I wonder what is there to work on curl 50 hour weeks for 7 years?

https://curl.se/libcurl/

Let me Google that for you.

supporting DICT, FILE, FTP, FTPS, GOPHER, GOPHERS, HTTP, HTTPS, IMAP, IMAPS, LDAP, LDAPS, MQTT, MQTTS, POP3, POP3S, RTSP, SCP, SFTP, SMB, SMBS, SMTP, SMTPS, TELNET, TFTP, WS and WSS. libcurl supports SSL certificates, HTTP POST, HTTP PUT, FTP uploading, HTTP form based upload, proxies, HTTP/2, HTTP/3, cookies, user+password authentication (Basic, Digest, NTLM, Negotiate, Kerberos), file transfer resume, http proxy tunneling and more!

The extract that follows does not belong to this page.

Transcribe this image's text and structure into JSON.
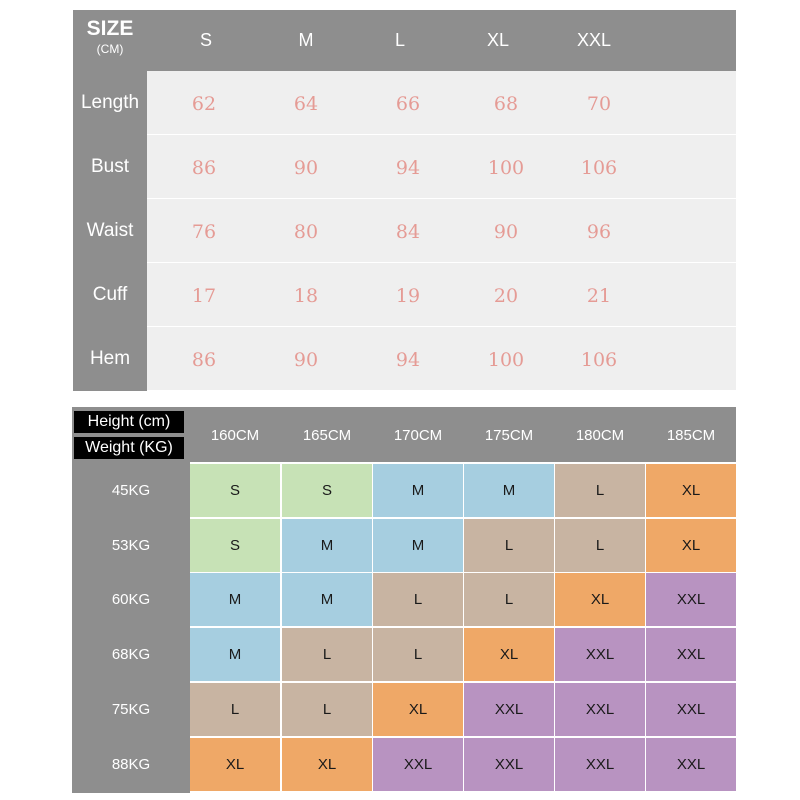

libcurl is highly portable, it builds and works identically on numerous platforms, including Solaris, NetBSD, FreeBSD, OpenBSD, Darwin, HPUX, IRIX, AIX, Tru64, Linux, UnixWare, HURD, Windows, Amiga, OS/2, BeOs, macOS, Ultrix, QNX, OpenVMS, RISC OS, Novell NetWare, DOS and more...

This is the HTTP/1.1 standard: https://datatracker.ietf.org/doc/html/rfc2616

Then there are also HTTP/2 and HTTP/3.

That's just HTTP, curl supports 27 other protocols.

  • HTTP/1.1 - June 1999

    It's not like the standard changed since curl was created

    • It (the http rfc) refers to other standards such as for URLs, and those did actually change (to include ipv6 and more internationalisation).

When we are talking about one of the most used pieces of software in the world, there is always things to do.

What do you work on? My guess is you have an inexhaustible list of work to be done, right? We all do, curl included.